O próprio preservativo da era Perestoika é um pequeno anel alongado, que por sinal é visivelmente maior que o “produto número dois” de 1973 – não se sabe se é por caso de que os preservativos mais antigos encolheram devido à secagem ou porque o “tamanho número dois” soviético era bastante reduzido.
Uma outra lenda urbana soviética dizia que os preservativos produzidos na URSS tinham o chamado “duplo propósito” – supostamente durante a guerra [quando a pátria socialista for atacada pelos imperialistas e seus lacaios], os preservativos poderiam ser usados ​​como a pinça hemostática ou um recipiente para transportar 2-5 litros de água. 
O preservativo na foto explodiu após receber cerca de 500 mililitros (0,5 l) de água.

Posfácio...

Na URSS as camisinhas quase nunca eram compradas pelas mulheres, pois o bom povo soviético considerava que só as “mulheres da vida” (as prostitutas) fariam uma “coisa dessas”, e todo o tema do sexo e sexualidade era um grande tabu – como se dizia publicamente “na URSS não existia sexo” e não havia nenhum programa de esclarecimento aos jovens e adolescentes. Os filmes soviéticos eram muitíssimo pudicos, censura comunista cortava toda e qualquer cena ligeiramente erótica ou simplesmente sensual.
Naturalmente, a realidade era muito diferente da propaganda, os níveis de DTS/DST na URSS eram muito altos – as filas nas clínicas estatais que tratavam as DTS/DST eram enormes. Não existia nenhuma educação sexual na escola secundária [naturalmente não estamos falar de impingir o sexo às crianças da primária], tudo relacionado com o sexo e sexualidade era considerado um “tópico proibido” e deixado ao acaso.

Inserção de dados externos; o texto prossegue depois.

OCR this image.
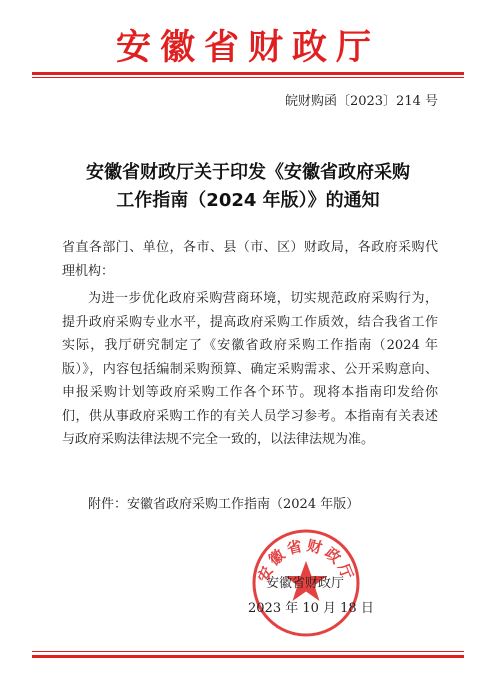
安徽省财政厅
皖财购函〔2023〕214 号
安徽省财政厅关于印发《安徽省政府采购
工作指南（2024 年版）》的通知
省直各部门、单位，各市、县（市、区）财政局，各政府采购代理机构：
为进一步优化政府采购营商环境，切实规范政府采购行为，提升政府采购专业水平，提高政府采购工作质效，结合我省工作实际，我厅研究制定了《安徽省政府采购工作指南（2024 年版）》，内容包括编制采购预算、确定采购需求、公开采购意向、申报采购计划等政府采购工作各个环节。现将本指南印发给你们，供从事政府采购工作的有关人员学习参考。本指南有关表述与政府采购法律法规不完全一致的，以法律法规为准。
附件：安徽省政府采购工作指南（2024 年版）
安徽省财政厅
安徽省财政厅
2023 年 10 月 18 日
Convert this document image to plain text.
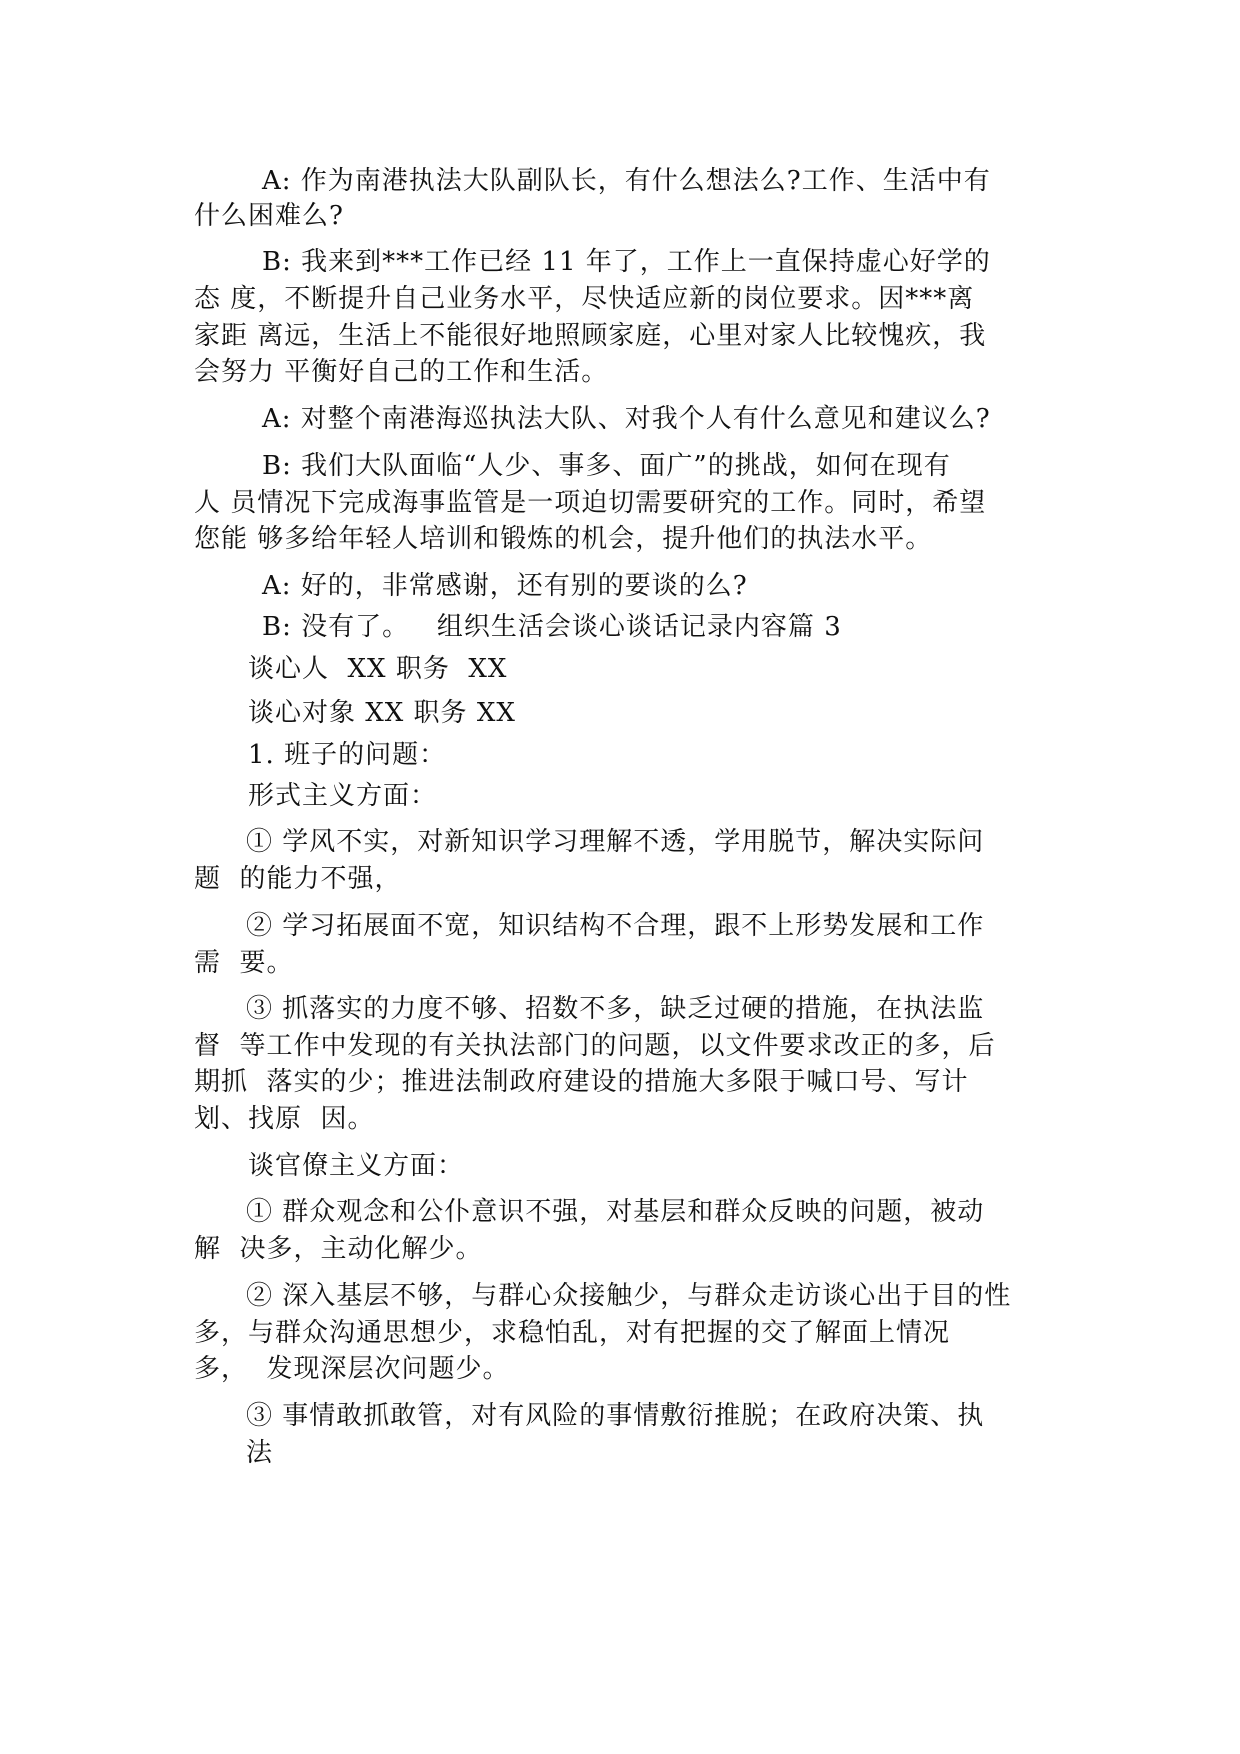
A: 作为南港执法大队副队长，有什么想法么?工作、生活中有
什么困难么?
B: 我来到***工作已经 11 年了，工作上一直保持虚心好学的
态 度，不断提升自己业务水平，尽快适应新的岗位要求。因***离
家距 离远，生活上不能很好地照顾家庭，心里对家人比较愧疚，我
会努力 平衡好自己的工作和生活。
A: 对整个南港海巡执法大队、对我个人有什么意见和建议么?
B: 我们大队面临“人少、事多、面广”的挑战，如何在现有
人 员情况下完成海事监管是一项迫切需要研究的工作。同时，希望
您能 够多给年轻人培训和锻炼的机会，提升他们的执法水平。
A: 好的，非常感谢，还有别的要谈的么?
B: 没有了。   组织生活会谈心谈话记录内容篇 3
谈心人  XX 职务  XX
谈心对象 XX 职务 XX
1. 班子的问题：
形式主义方面：
① 学风不实，对新知识学习理解不透，学用脱节，解决实际问
题  的能力不强，
② 学习拓展面不宽，知识结构不合理，跟不上形势发展和工作
需  要。
③ 抓落实的力度不够、招数不多，缺乏过硬的措施，在执法监
督  等工作中发现的有关执法部门的问题，以文件要求改正的多，后
期抓  落实的少；推进法制政府建设的措施大多限于喊口号、写计
划、找原  因。
谈官僚主义方面：
① 群众观念和公仆意识不强，对基层和群众反映的问题，被动
解  决多，主动化解少。
② 深入基层不够，与群心众接触少，与群众走访谈心出于目的性
多，与群众沟通思想少，求稳怕乱，对有把握的交了解面上情况
多，  发现深层次问题少。
③ 事情敢抓敢管，对有风险的事情敷衍推脱；在政府决策、执
法
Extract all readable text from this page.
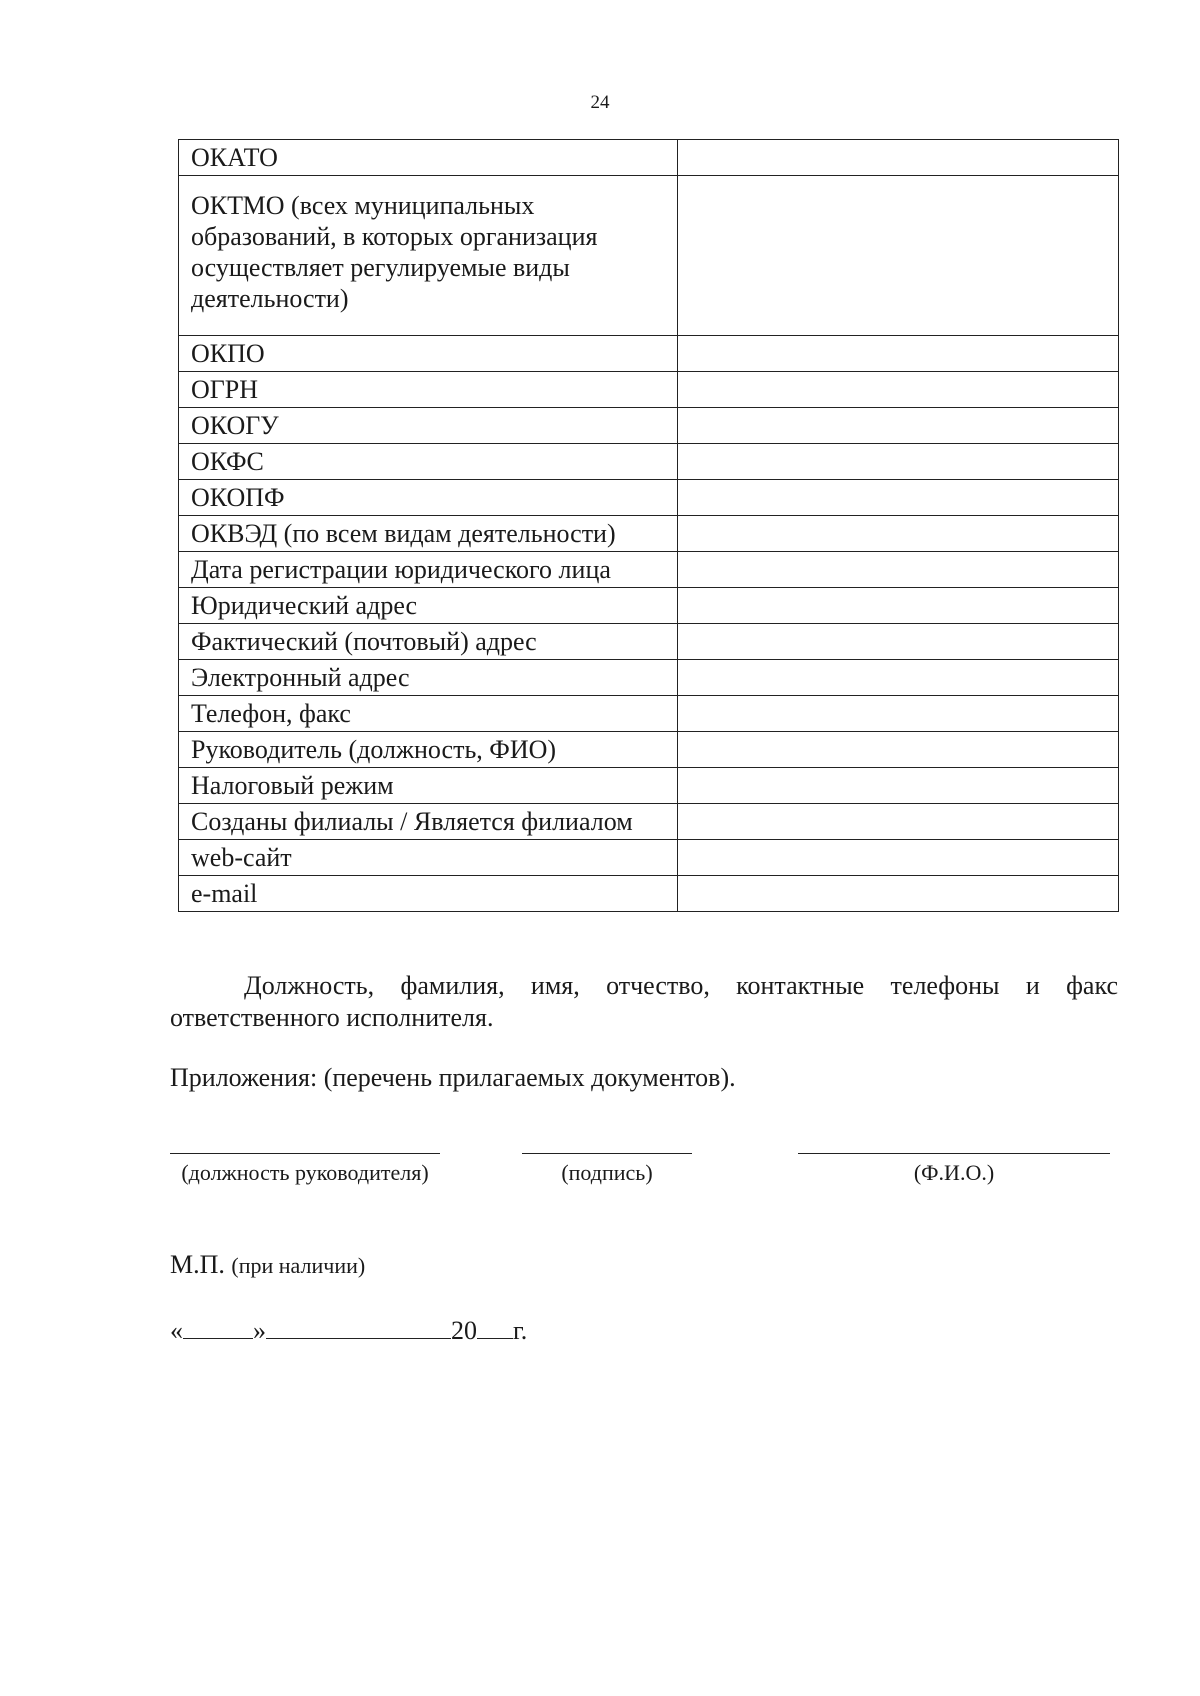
24
ОКАТО	
ОКТМО (всех муниципальных образований, в которых организация осуществляет регулируемые виды деятельности)	
ОКПО	
ОГРН	
ОКОГУ	
ОКФС	
ОКОПФ	
ОКВЭД (по всем видам деятельности)	
Дата регистрации юридического лица	
Юридический адрес	
Фактический (почтовый) адрес	
Электронный адрес	
Телефон, факс	
Руководитель (должность, ФИО)	
Налоговый режим	
Созданы филиалы / Является филиалом	
web-сайт	
e-mail	
Должность, фамилия, имя, отчество, контактные телефоны и факс ответственного исполнителя.
Приложения: (перечень прилагаемых документов).
(должность руководителя)	(подпись)	(Ф.И.О.)
М.П. (при наличии)
«	»	20 г.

Muito possivelmente tudo isso contribuiu para que a Rússia atual possuísse uma das maiores taxas mundiais de prevalência de HIV SIDA/AIDS (a terceira taxa mais alta do mundo). Na Rússia atual (tal como em várias partes da África) são fortes os movimentos populares de “HIV dissidentes” – pessoas que acreditam que HIV SIDA/AIDS simplesmente não existe. Particularmente, os “dissidentes” russos acreditam que HIV SIDA/AIDS é uma fabricação e difamação do Departamento de Estado americano. As crenças que continuam à contribuir para a disseminação de uma terrível epidemia...

Fotos e texto: Maxim Mirovich | [Ucrânia em África]

Blogueiro: além disso, os preservativos eram usados na URSS como uma espécie de tampas nos frascos de compotas, doces ou sumos caseiros, devido à escassez de tampas plásticas ou metálicas. Alguns donos de animais de estimação (os pets), usavam o «produto número um» soviético (os preservativos pequenos) para colocar nas patas dos seus cães/cachorros durante os passeios no inverno, quando as ruas soviéticas eram polvilhadas com o sal (para cidadãos não escorregarem), o que naturalmente era bastante prejudicial à saúde animal.